Mom pounded against the barrier, collapsing. Tage crossed over and took her into his arms. She cried, loud and mournful. I crossed over as well, but I couldn’t stand to listen to it because it was exactly the way I felt. But she’d known Dad longer than I did. She’d loved him.
Tage carried Mom to the tent in the palms and disappeared behind the flapping fabric. When he returned later, he came to stand beside me on the nearest dune.
“The Sand. Is it accessible everywhere?” I asked.
“It is, but the doorway won’t appear in a crowded place, so you’ll have to find a spot that’s isolated.”
I was a coward. I wanted to run, so I was running. “I want to find Uncle Ford.”
Tage nodded.
“And I want you to take away Mom’s memory of this entire thing.
I want you to create a place for her where she can be happy,” my voice cracked.
“No matter what that looks like. I mean, I don’t care if she even remembers me.
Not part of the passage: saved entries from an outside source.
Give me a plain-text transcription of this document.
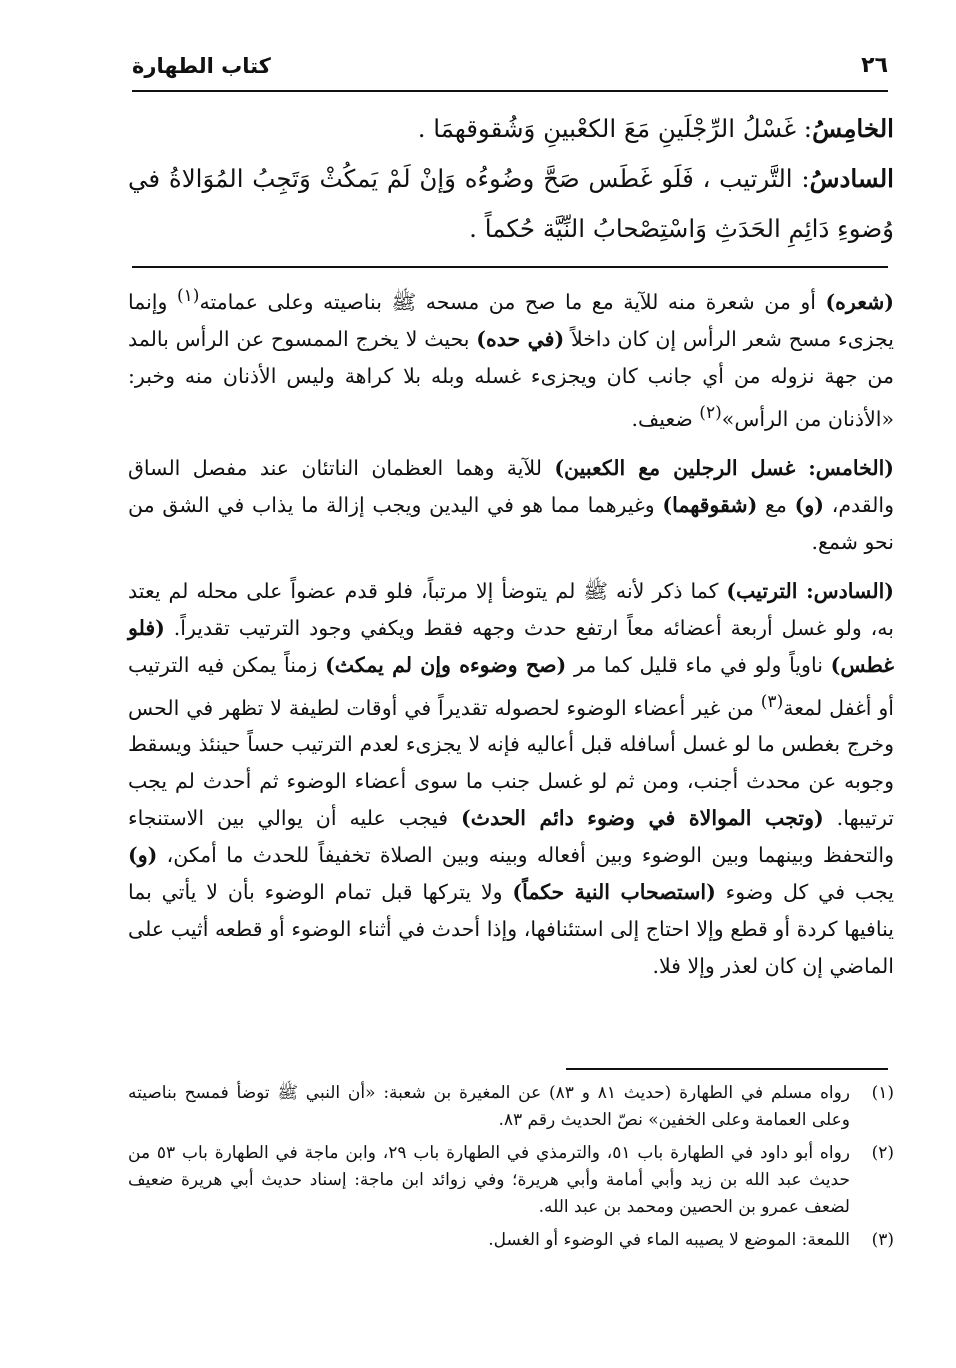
٢٦
كتاب الطهارة

الخامِسُ: غَسْلُ الرِّجْلَينِ مَعَ الكعْبينِ وَشُقوقهمَا .

السادسُ: التَّرتيب ، فَلَو غَطَس صَحَّ وضُوءُه وَإنْ لَمْ يَمكُثْ وَتَجِبُ المُوَالاةُ في وُضوءِ دَائِمِ الحَدَثِ وَاسْتِصْحابُ النِّيَّة حُكماً .

(شعره) أو من شعرة منه للآية مع ما صح من مسحه ﷺ بناصيته وعلى عمامته$^{(١)}$ وإنما يجزىء مسح شعر الرأس إن كان داخلاً (في حده) بحيث لا يخرج الممسوح عن الرأس بالمد من جهة نزوله من أي جانب كان ويجزىء غسله وبله بلا كراهة وليس الأذنان منه وخبر: «الأذنان من الرأس»$^{(٢)}$ ضعيف.

(الخامس: غسل الرجلين مع الكعبين) للآية وهما العظمان الناتئان عند مفصل الساق والقدم، (و) مع (شقوقهما) وغيرهما مما هو في اليدين ويجب إزالة ما يذاب في الشق من نحو شمع.

(السادس: الترتيب) كما ذكر لأنه ﷺ لم يتوضأ إلا مرتباً، فلو قدم عضواً على محله لم يعتد به، ولو غسل أربعة أعضائه معاً ارتفع حدث وجهه فقط ويكفي وجود الترتيب تقديراً. (فلو غطس) ناوياً ولو في ماء قليل كما مر (صح وضوءه وإن لم يمكث) زمناً يمكن فيه الترتيب أو أغفل لمعة$^{(٣)}$ من غير أعضاء الوضوء لحصوله تقديراً في أوقات لطيفة لا تظهر في الحس وخرج بغطس ما لو غسل أسافله قبل أعاليه فإنه لا يجزىء لعدم الترتيب حساً حينئذ ويسقط وجوبه عن محدث أجنب، ومن ثم لو غسل جنب ما سوى أعضاء الوضوء ثم أحدث لم يجب ترتيبها. (وتجب الموالاة في وضوء دائم الحدث) فيجب عليه أن يوالي بين الاستنجاء والتحفظ وبينهما وبين الوضوء وبين أفعاله وبينه وبين الصلاة تخفيفاً للحدث ما أمكن، (و) يجب في كل وضوء (استصحاب النية حكماً) ولا يتركها قبل تمام الوضوء بأن لا يأتي بما ينافيها كردة أو قطع وإلا احتاج إلى استئنافها، وإذا أحدث في أثناء الوضوء أو قطعه أثيب على الماضي إن كان لعذر وإلا فلا.

(١)
رواه مسلم في الطهارة (حديث ٨١ و ٨٣) عن المغيرة بن شعبة: «أن النبي ﷺ توضأ فمسح بناصيته وعلى العمامة وعلى الخفين» نصّ الحديث رقم ٨٣.
(٢)
رواه أبو داود في الطهارة باب ٥١، والترمذي في الطهارة باب ٢٩، وابن ماجة في الطهارة باب ٥٣ من حديث عبد الله بن زيد وأبي أمامة وأبي هريرة؛ وفي زوائد ابن ماجة: إسناد حديث أبي هريرة ضعيف لضعف عمرو بن الحصين ومحمد بن عبد الله.
(٣)
اللمعة: الموضع لا يصيبه الماء في الوضوء أو الغسل.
I don’t want her to look out and see his grave and wonder what happened. I want it all to go away. For her.”
“I can’t do that to her,” Tage said.
“If you love her, you will. You’ll let her stay here and take all of that ugliness away, every ounce of what happened to her. You’ll give her a happily ever after. Even if it’s all a lie.”
Tage shifted his weight. “That’s all it would be, Seth. Lies,” he hissed.
“Then give her only the truth she can bear.”
I hoped he understood what was needed. I hoped he could be strong enough to help my mom, because the power writhing beneath my skin made me weak. I couldn’t stand to hear her cry anymore. I was going to implode.
I needed space, time, and thought.
Space.
To mourn.
To thank everything in the heavens that my mom was still alive.
I needed Tage to make her happy, but I couldn’t hang around to watch it.